Melalui layar televisi di Indosiar, saya menyaksikan pertandingan sepak bola Torabika “TSC” pada babak ke 2 antara Mitra Kukar melawan Bhayangkara Surabaya United (BSU) pada hari Minggu tgl 17 Juli 2016 yang berlangsung di Stadion Aji Imbut Tenggarong. Wasit yang memimpin pertandingan saat itu adalah Asep Yandis. Saya tidak tahu apa yang terjadi di babak 1 karena saya tidak menonton, tapi dari apa yang saya baca di media, terjadi protes dari Mitra Kukar terhadap kepemimpinan wasit Asep Yandis karena tidak puas dan meminta kepada Inspektur Pertandingan untuk mengganti wasit Asep Yandis.
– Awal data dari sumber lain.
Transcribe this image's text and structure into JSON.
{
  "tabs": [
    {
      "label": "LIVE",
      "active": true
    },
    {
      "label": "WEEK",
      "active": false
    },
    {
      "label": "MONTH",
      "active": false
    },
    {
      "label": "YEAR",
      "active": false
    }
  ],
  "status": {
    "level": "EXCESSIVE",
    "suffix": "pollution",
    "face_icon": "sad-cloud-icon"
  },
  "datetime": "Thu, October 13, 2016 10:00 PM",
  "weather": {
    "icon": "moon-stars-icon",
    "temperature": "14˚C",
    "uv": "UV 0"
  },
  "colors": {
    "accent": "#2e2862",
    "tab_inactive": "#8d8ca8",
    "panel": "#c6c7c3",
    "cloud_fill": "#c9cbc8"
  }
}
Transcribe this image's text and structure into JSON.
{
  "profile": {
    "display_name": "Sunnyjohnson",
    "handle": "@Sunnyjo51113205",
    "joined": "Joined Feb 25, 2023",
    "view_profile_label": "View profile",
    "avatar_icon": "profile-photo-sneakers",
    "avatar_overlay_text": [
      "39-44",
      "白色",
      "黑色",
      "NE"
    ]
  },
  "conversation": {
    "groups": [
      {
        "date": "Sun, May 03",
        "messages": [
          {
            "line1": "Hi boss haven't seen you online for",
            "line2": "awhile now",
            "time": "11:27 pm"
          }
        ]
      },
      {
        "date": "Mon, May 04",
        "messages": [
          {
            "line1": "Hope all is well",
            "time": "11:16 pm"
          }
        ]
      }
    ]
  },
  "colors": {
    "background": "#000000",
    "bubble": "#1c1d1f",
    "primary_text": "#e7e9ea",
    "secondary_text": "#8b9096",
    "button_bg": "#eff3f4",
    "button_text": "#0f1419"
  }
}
Cuma ada di Indonesia yang seperti ini. Sangat menggelikan sekali he he …
Di babak ke 2, dalam posisi tertinggal 0-2, Mitra Kukar mengubah strategi sehingga kendali permainan dikuasai oleh Mitra Kukar dan melakukan serangan-serangan yang berbahaya ke gawang BSU. Kepemimpinan wasit Asep Yandis dibabak ke 2, menurut saya cukup lumayan. Ada 1 atau 2 momen dimana masing-masing kesebelasan merasa dirugikan tapi masih bisa diperdebatkan.
Pemain BSU seringkali melakukan protes keras kepada wasit Asep Yandis apabila ada hal-hal yang dianggap merugikan BSU karena mereka dalam keadaan tertekan akibat serangan yang terus menerus dari Mitra Kukar. Puncaknya adalah ketika Mitra Kukar mendapat tendangan bebas di luar kotak penalti di sisi kiri pertahanan BSU yang diambil oleh Michael Orah.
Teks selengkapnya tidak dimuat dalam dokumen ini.